Maggie n’a distingué personne parmi les passants ; derrière la vitre c’est un flot disséminé de coupe-vent aux pans flottants se dirigeant vers des activités inconnues, mais tout à coup quelqu’un retient son attention : une femme vêtue d’un pardessus rouge bordeaux, et il y a quelque chose dans le vêtement même et le sourire arrogant, séduisant, qui lui laisse penser que cette femme a couché avec Kurt. Brusquement elle se rappelle quel effet cela fait de se laisser glisser le long de la bite de Kurt, et le désir que cela éveille en elle lui donne un choc. Elle se redresse sur sa chaise, contracte le bassin et, d’un mouvement de torsion, étouffe ce souvenir.

 

Lorsqu’elle est à Nyborg, mais également aussi loin qu’à Odense, elle pense particulièrement à ce que les gens savent et ignorent d’elle. Puisqu’elle n’a pas d’amis, personne d’autre que Sofie à qui se confier, ce que les gens savent, ils doivent le tenir de Kurt.

 

Qu’elle soit l’objet de moqueries, cela ne fait aucun doute pour elle. Une plaisanterie classique veut qu’elle, la jeune mannequin, s’encroûte à la ferme, devenant aussi vieille et ridicule que la précédente épouse. À l’époque, elle ne comprenait pas que Kurt puisse accorder la moindre pensée à cette femme. Personne ne sait que c’est Ulla qui avait demandé à Kurt de se trouver quelqu’un d’autre. Elle ne pouvait plus coucher avec lui, ne serait-ce qu’une seule fois de plus.
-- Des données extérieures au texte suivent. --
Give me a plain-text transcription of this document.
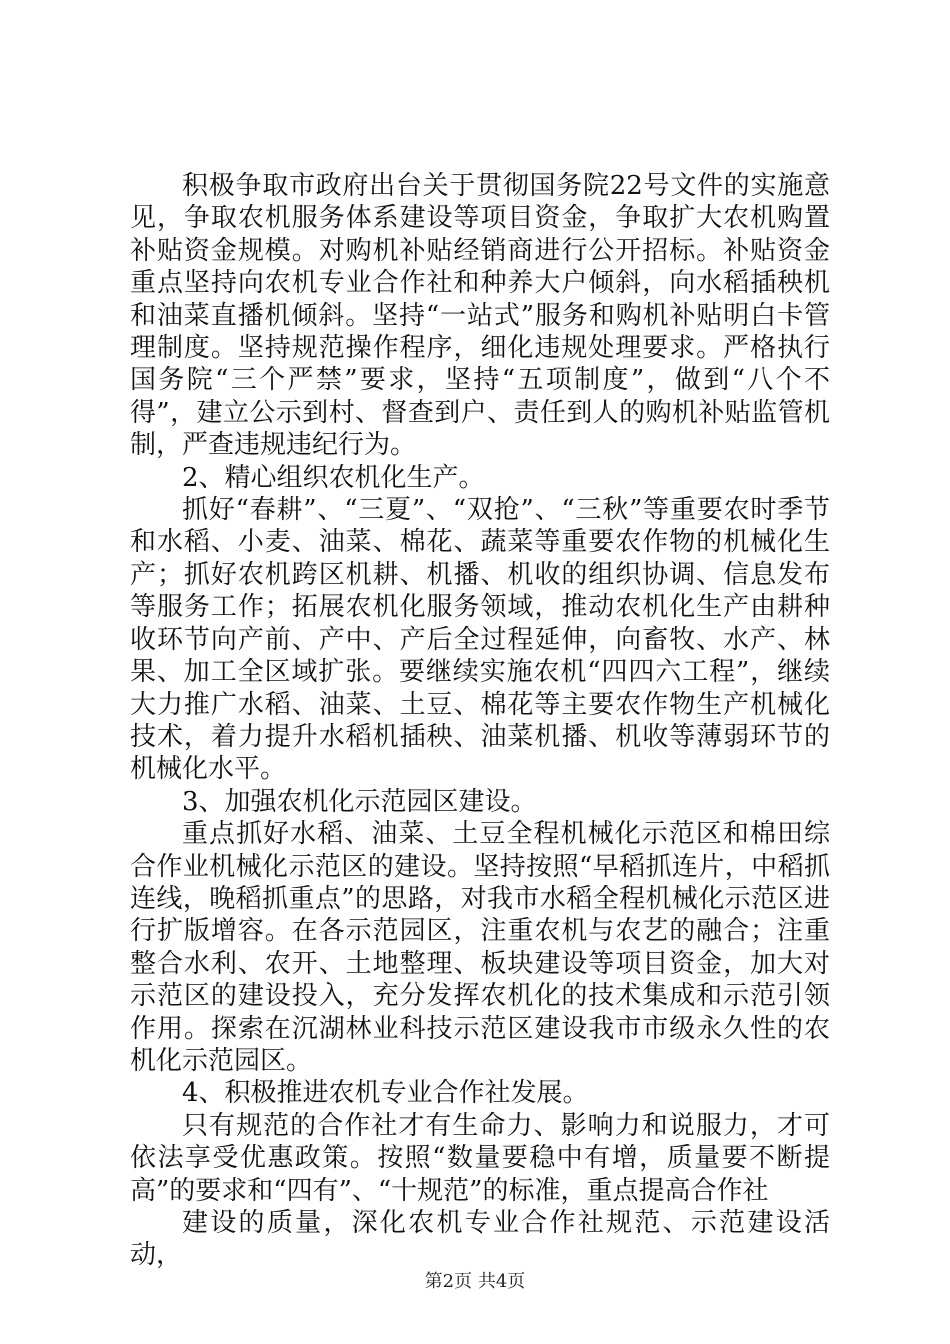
积极争取市政府出台关于贯彻国务院22号文件的实施意见，争取农机服务体系建设等项目资金，争取扩大农机购置补贴资金规模。对购机补贴经销商进行公开招标。补贴资金重点坚持向农机专业合作社和种养大户倾斜，向水稻插秧机和油菜直播机倾斜。坚持“一站式”服务和购机补贴明白卡管理制度。坚持规范操作程序，细化违规处理要求。严格执行国务院“三个严禁”要求，坚持“五项制度”，做到“八个不得”，建立公示到村、督查到户、责任到人的购机补贴监管机制，严查违规违纪行为。

2、精心组织农机化生产。

抓好“春耕”、“三夏”、“双抢”、“三秋”等重要农时季节和水稻、小麦、油菜、棉花、蔬菜等重要农作物的机械化生产；抓好农机跨区机耕、机播、机收的组织协调、信息发布等服务工作；拓展农机化服务领域，推动农机化生产由耕种收环节向产前、产中、产后全过程延伸，向畜牧、水产、林果、加工全区域扩张。要继续实施农机“四四六工程”，继续大力推广水稻、油菜、土豆、棉花等主要农作物生产机械化技术，着力提升水稻机插秧、油菜机播、机收等薄弱环节的机械化水平。

3、加强农机化示范园区建设。

重点抓好水稻、油菜、土豆全程机械化示范区和棉田综合作业机械化示范区的建设。坚持按照“早稻抓连片，中稻抓连线，晚稻抓重点”的思路，对我市水稻全程机械化示范区进行扩版增容。在各示范园区，注重农机与农艺的融合；注重整合水利、农开、土地整理、板块建设等项目资金，加大对示范区的建设投入，充分发挥农机化的技术集成和示范引领作用。探索在沉湖林业科技示范区建设我市市级永久性的农机化示范园区。

4、积极推进农机专业合作社发展。

只有规范的合作社才有生命力、影响力和说服力，才可依法享受优惠政策。按照“数量要稳中有增，质量要不断提高”的要求和“四有”、“十规范”的标准，重点提高合作社

建设的质量，深化农机专业合作社规范、示范建设活动，

第2页 共4页
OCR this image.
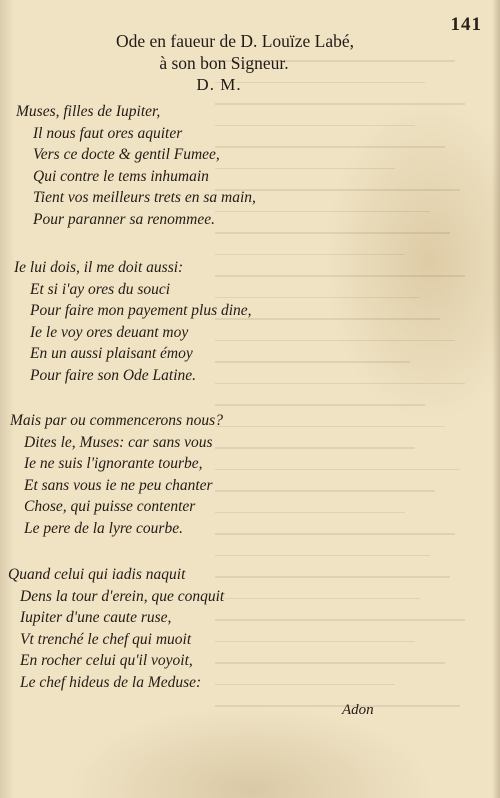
141
Ode en faueur de D. Louïze Labé,
à son bon Signeur.
D. M.
Muses, filles de Iupiter,
Il nous faut ores aquiter
Vers ce docte & gentil Fumee,
Qui contre le tems inhumain
Tient vos meilleurs trets en sa main,
Pour paranner sa renommee.
Ie lui dois, il me doit aussi:
Et si i'ay ores du souci
Pour faire mon payement plus dine,
Ie le voy ores deuant moy
En un aussi plaisant émoy
Pour faire son Ode Latine.
Mais par ou commencerons nous?
Dites le, Muses: car sans vous
Ie ne suis l'ignorante tourbe,
Et sans vous ie ne peu chanter
Chose, qui puisse contenter
Le pere de la lyre courbe.
Quand celui qui iadis naquit
Dens la tour d'erein, que conquit
Iupiter d'une caute ruse,
Vt trenché le chef qui muoit
En rocher celui qu'il voyoit,
Le chef hideus de la Meduse:
Adon
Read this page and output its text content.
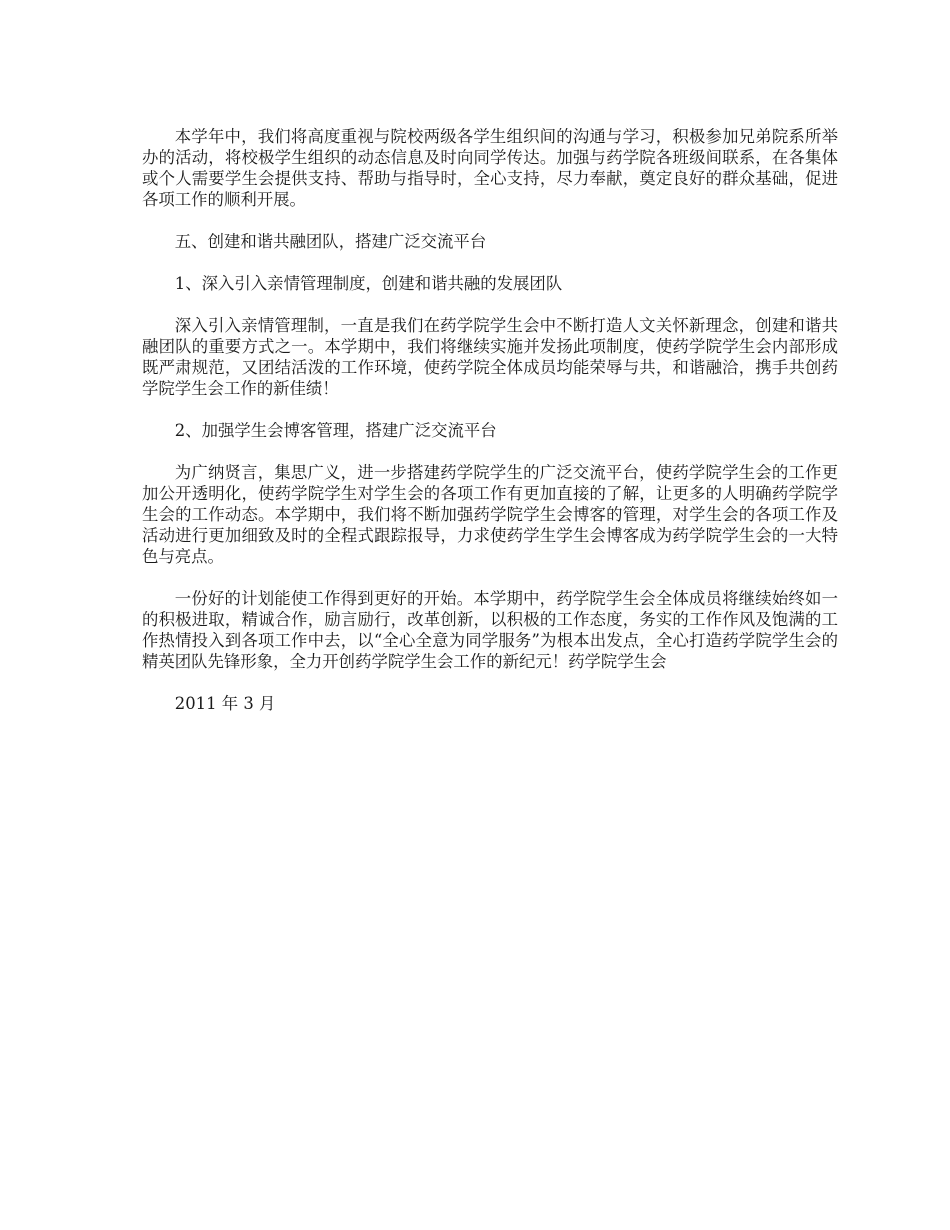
本学年中，我们将高度重视与院校两级各学生组织间的沟通与学习，积极参加兄弟院系所举办的活动，将校极学生组织的动态信息及时向同学传达。加强与药学院各班级间联系，在各集体或个人需要学生会提供支持、帮助与指导时，全心支持，尽力奉献，奠定良好的群众基础，促进各项工作的顺利开展。

五、创建和谐共融团队，搭建广泛交流平台

1、深入引入亲情管理制度，创建和谐共融的发展团队

深入引入亲情管理制，一直是我们在药学院学生会中不断打造人文关怀新理念，创建和谐共融团队的重要方式之一。本学期中，我们将继续实施并发扬此项制度，使药学院学生会内部形成既严肃规范，又团结活泼的工作环境，使药学院全体成员均能荣辱与共，和谐融洽，携手共创药学院学生会工作的新佳绩！

2、加强学生会博客管理，搭建广泛交流平台

为广纳贤言，集思广义，进一步搭建药学院学生的广泛交流平台，使药学院学生会的工作更加公开透明化，使药学院学生对学生会的各项工作有更加直接的了解，让更多的人明确药学院学生会的工作动态。本学期中，我们将不断加强药学院学生会博客的管理，对学生会的各项工作及活动进行更加细致及时的全程式跟踪报导，力求使药学生学生会博客成为药学院学生会的一大特色与亮点。

一份好的计划能使工作得到更好的开始。本学期中，药学院学生会全体成员将继续始终如一的积极进取，精诚合作，励言励行，改革创新，以积极的工作态度，务实的工作作风及饱满的工作热情投入到各项工作中去，以“全心全意为同学服务”为根本出发点，全心打造药学院学生会的精英团队先锋形象，全力开创药学院学生会工作的新纪元！药学院学生会

2011 年 3 月
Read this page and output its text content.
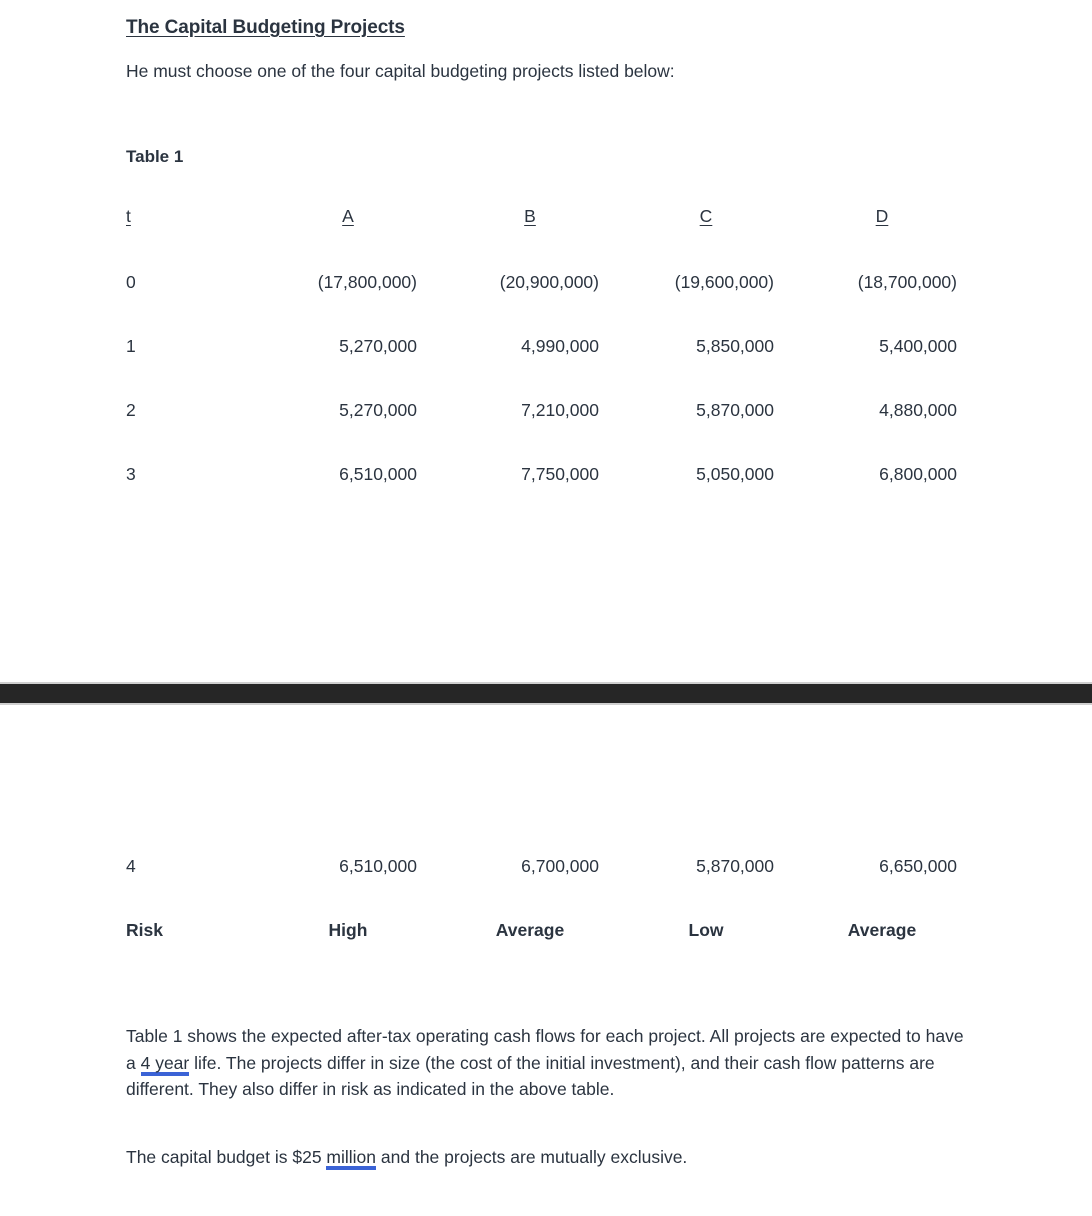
The Capital Budgeting Projects
He must choose one of the four capital budgeting projects listed below:
Table 1
t	A	B	C	D
0	(17,800,000)	(20,900,000)	(19,600,000)	(18,700,000)
1	5,270,000	4,990,000	5,850,000	5,400,000
2	5,270,000	7,210,000	5,870,000	4,880,000
3	6,510,000	7,750,000	5,050,000	6,800,000
4	6,510,000	6,700,000	5,870,000	6,650,000
Risk	High	Average	Low	Average
Table 1 shows the expected after-tax operating cash flows for each project. All projects are expected to have a 4 year life. The projects differ in size (the cost of the initial investment), and their cash flow patterns are different. They also differ in risk as indicated in the above table.
The capital budget is $25 million and the projects are mutually exclusive.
Elle l’avait donc prié de trouver quelqu’un d’autre et en avait éprouvé un soulagement infime, comme quand, après avoir poussé fort et longtemps, on ne parvient à lâcher qu’un pet bref et discret.

 

La porte d’entrée du Café Blomsten s’ouvre à nouveau. Cette fois, sans avoir besoin de se retourner, Maggie sait que c’est sa fille. Il y a quelque chose de changé dans l’air, une odeur, un rythme bien particulier.